My manager that was right beside me cleared her throat that become the sign for them to start. I smiled and nodded.
"So what does you feel right now, Miss Kianna?"
"I'm trembling," then I showed them my hands causing them to laugh.
"What can you say about the photos that are now in the internet, about you and Austin a International Model?"
"Uhm, the photos are true. I think it was taken when the both of us where in a park." I said as a matter-of-fact tone.
"Is it true that the both of you have 'something'?"
That's it, I know that it was the right thing to do so I should just continue. I think I'll be okay after this.
"Me and Austin? I used to have a feeling. It was just a one-sided tho." I force a smile before I continue. "And it was a great chase for me."

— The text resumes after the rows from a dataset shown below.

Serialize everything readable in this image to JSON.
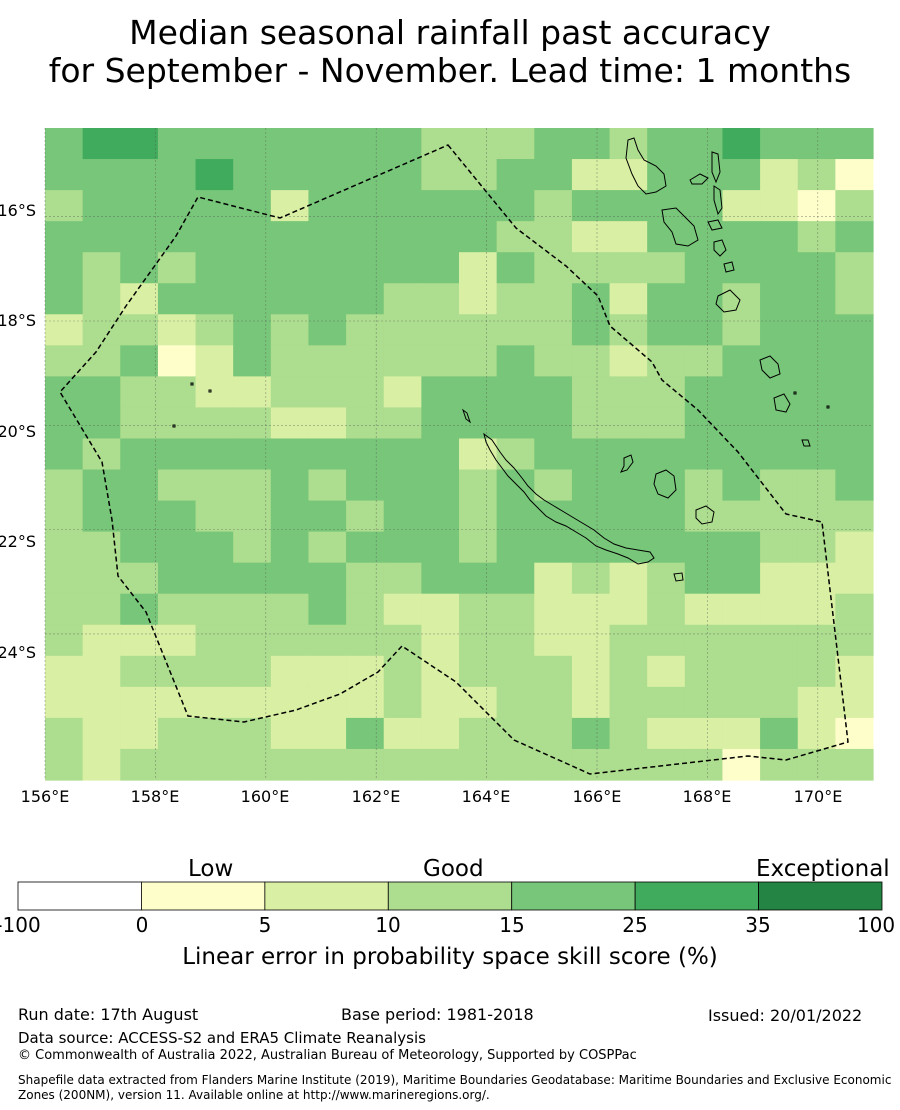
{
  "title_line1": "Median seasonal rainfall past accuracy",
  "title_line2": "for September - November. Lead time: 1 months",
  "map": {
    "lon_range": [
      156,
      171
    ],
    "lat_range": [
      -26.8,
      -14.3
    ],
    "lon_ticks": [
      "156°E",
      "158°E",
      "160°E",
      "162°E",
      "164°E",
      "166°E",
      "168°E",
      "170°E"
    ],
    "lat_ticks": [
      "16°S",
      "18°S",
      "20°S",
      "22°S",
      "24°S"
    ],
    "grid": true,
    "cell_levels": [
      [
        4,
        5,
        5,
        4,
        4,
        4,
        4,
        4,
        4,
        4,
        3,
        3,
        3,
        4,
        4,
        3,
        4,
        4,
        5,
        4,
        4,
        4
      ],
      [
        4,
        4,
        4,
        4,
        5,
        4,
        4,
        4,
        4,
        4,
        3,
        3,
        4,
        4,
        2,
        2,
        4,
        4,
        4,
        2,
        3,
        1
      ],
      [
        3,
        4,
        4,
        4,
        4,
        4,
        2,
        4,
        4,
        4,
        4,
        4,
        4,
        3,
        4,
        4,
        4,
        4,
        2,
        2,
        1,
        3
      ],
      [
        4,
        4,
        4,
        4,
        4,
        4,
        4,
        4,
        4,
        4,
        4,
        4,
        3,
        3,
        2,
        2,
        4,
        4,
        4,
        4,
        3,
        4
      ],
      [
        4,
        3,
        4,
        3,
        4,
        4,
        4,
        4,
        4,
        4,
        4,
        2,
        4,
        3,
        3,
        3,
        3,
        4,
        4,
        4,
        4,
        3
      ],
      [
        4,
        3,
        2,
        4,
        4,
        4,
        4,
        4,
        4,
        3,
        3,
        2,
        3,
        3,
        4,
        2,
        4,
        4,
        3,
        4,
        4,
        3
      ],
      [
        2,
        3,
        3,
        2,
        3,
        4,
        3,
        4,
        3,
        3,
        3,
        3,
        3,
        3,
        4,
        3,
        4,
        4,
        3,
        4,
        4,
        4
      ],
      [
        3,
        3,
        4,
        1,
        2,
        4,
        3,
        3,
        3,
        3,
        3,
        3,
        4,
        3,
        3,
        2,
        3,
        3,
        4,
        4,
        4,
        4
      ],
      [
        4,
        4,
        3,
        3,
        2,
        2,
        3,
        3,
        3,
        2,
        4,
        4,
        4,
        4,
        3,
        3,
        3,
        4,
        4,
        4,
        4,
        4
      ],
      [
        4,
        4,
        3,
        3,
        3,
        3,
        2,
        2,
        3,
        3,
        4,
        4,
        4,
        4,
        3,
        3,
        3,
        4,
        4,
        4,
        4,
        4
      ],
      [
        4,
        3,
        4,
        4,
        4,
        4,
        4,
        4,
        4,
        4,
        4,
        2,
        3,
        4,
        4,
        4,
        4,
        4,
        4,
        4,
        4,
        4
      ],
      [
        3,
        4,
        4,
        3,
        3,
        3,
        4,
        3,
        4,
        4,
        4,
        3,
        4,
        3,
        4,
        4,
        4,
        3,
        4,
        3,
        3,
        4
      ],
      [
        3,
        4,
        4,
        4,
        3,
        3,
        4,
        4,
        3,
        4,
        4,
        3,
        4,
        4,
        4,
        4,
        4,
        3,
        3,
        3,
        3,
        3
      ],
      [
        3,
        3,
        4,
        4,
        4,
        3,
        4,
        3,
        4,
        4,
        4,
        3,
        4,
        4,
        4,
        4,
        4,
        4,
        4,
        3,
        3,
        2
      ],
      [
        3,
        3,
        3,
        4,
        4,
        4,
        4,
        4,
        3,
        3,
        4,
        4,
        4,
        2,
        3,
        2,
        3,
        4,
        4,
        2,
        2,
        2
      ],
      [
        3,
        3,
        4,
        3,
        3,
        3,
        3,
        4,
        3,
        2,
        2,
        3,
        3,
        2,
        2,
        2,
        3,
        2,
        2,
        2,
        2,
        3
      ],
      [
        3,
        2,
        2,
        2,
        3,
        3,
        3,
        3,
        3,
        3,
        2,
        3,
        3,
        2,
        2,
        3,
        3,
        3,
        3,
        3,
        3,
        3
      ],
      [
        2,
        2,
        3,
        3,
        3,
        3,
        2,
        2,
        2,
        3,
        2,
        3,
        3,
        3,
        2,
        3,
        2,
        3,
        3,
        3,
        3,
        2
      ],
      [
        2,
        2,
        2,
        2,
        2,
        2,
        2,
        2,
        2,
        3,
        2,
        2,
        3,
        3,
        2,
        3,
        3,
        3,
        3,
        3,
        2,
        2
      ],
      [
        3,
        2,
        2,
        3,
        3,
        3,
        2,
        2,
        4,
        2,
        2,
        3,
        3,
        3,
        4,
        3,
        2,
        2,
        2,
        4,
        2,
        1
      ],
      [
        3,
        2,
        3,
        3,
        3,
        3,
        3,
        3,
        3,
        3,
        3,
        3,
        3,
        3,
        3,
        3,
        3,
        3,
        1,
        3,
        3,
        3
      ]
    ]
  },
  "colorbar": {
    "categories": [
      "Low",
      "Good",
      "Exceptional"
    ],
    "ticks": [
      "-100",
      "0",
      "5",
      "10",
      "15",
      "25",
      "35",
      "100"
    ],
    "colors": [
      "#ffffff",
      "#fefecb",
      "#d9efa3",
      "#addd8e",
      "#78c679",
      "#41ab5d",
      "#238443"
    ],
    "label": "Linear error in probability space skill score (%)"
  },
  "footer": {
    "run_date": "Run date: 17th August",
    "base_period": "Base period: 1981-2018",
    "issued": "Issued: 20/01/2022",
    "data_source": "Data source: ACCESS-S2 and ERA5 Climate Reanalysis",
    "copyright": "© Commonwealth of Australia 2022, Australian Bureau of Meteorology, Supported by COSPPac",
    "shapefile_line1": "Shapefile data extracted from Flanders Marine Institute (2019), Maritime Boundaries Geodatabase: Maritime Boundaries and Exclusive Economic",
    "shapefile_line2": "Zones (200NM), version 11. Available online at http://www.marineregions.org/."
  }
}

"You know when you feel like there was no one beside you? I felt it when my sister and cousin was both in the hospital, because of boys. Comatose noon si ate pagkatapos siyang makabangga ng poste, she was drunk that time because her ex boyfriend broke up with her. 'Yung pinsan ko? She tried suicide, because her ex boyfriend left her, too. I was having an anxiety that time when I remember what happen years ago, when my parents broke with each other. It traumatized me because I remember how my mom pleased my dad to just stay with her before," pause. "...before mom died."
"I'm at my lowest that time, having so many thoughts in my head. Kase baka mawala din sa akin si ate o baka mawala din sa amin ang pinsan ko. I cried and cried until my cousin woke up, she told me that if I was on her foot I'll be miserable like her, too. I hug her and wished that I wouldn't do the same." I chuckled.
"Then after a week, my sister woke, too. Nakahinga na ako ng maluwag noon, The burden in my chest loosen up, she immediately hug me and say sorry. I told her that no one's at fault, because they just love. After that day, my sister and cousin became much better as a person. They now find their selves and worth, I'm so happy that they just see it from me because they think that I'm such a brave person and single. Well I am single but not as brave as them." I smiled.
"Austin? He came in the picture when my sister open her fifth branch of restaurant. He was so attractive and typical me? I asked his name, follow him in Instagram, and bother him through chats. I have been like that for almost three months, being like that was great, really."
"Then, I think that the three months of chasing him was already too much. I just realized that I'm being desperate that time, so I stop. I have this 'three months rule', I wouldn't break that rule for no assurance."
"But, the wrong thing with me is I don't like people chasing me, kase gusto ko ako hahabol. I want to be the one who makes an effort at first, I want to be one who will bother you for three months, at kapag ni-return na yung feelings sa akin without three months, bahala ka diyan."
"Yes, that was my toxic traits." I smiled at them.
"About the picture? He told me to come at that place and I just agreed because I consider him as a friend already after that three months. We talked and I made things clear, because right before going there I know 'yun ang sasabihin niya. His jaw tightened and told me that I'm being too much. And my tears formed, hindi dahil nasasaktan ako. So he hugged me and I just hug him tighter while repeatedly saying thank you. Kase that was the word that I have been waiting for. For a real man telling me that I'm too much, I'm just waiting for that one man. Austin wasn't like the other boys because he's a man. Because boys was just playing cool with our mistakes while men teaches us how to correct our mistakes, there is always a difference between a boy and a man, so in order for the both of you to grow you should settle with a man."
"Me and Austins are best of friends right now. I'm cool with it and thankful for him that he made me realize that: Maybe, I'm too much."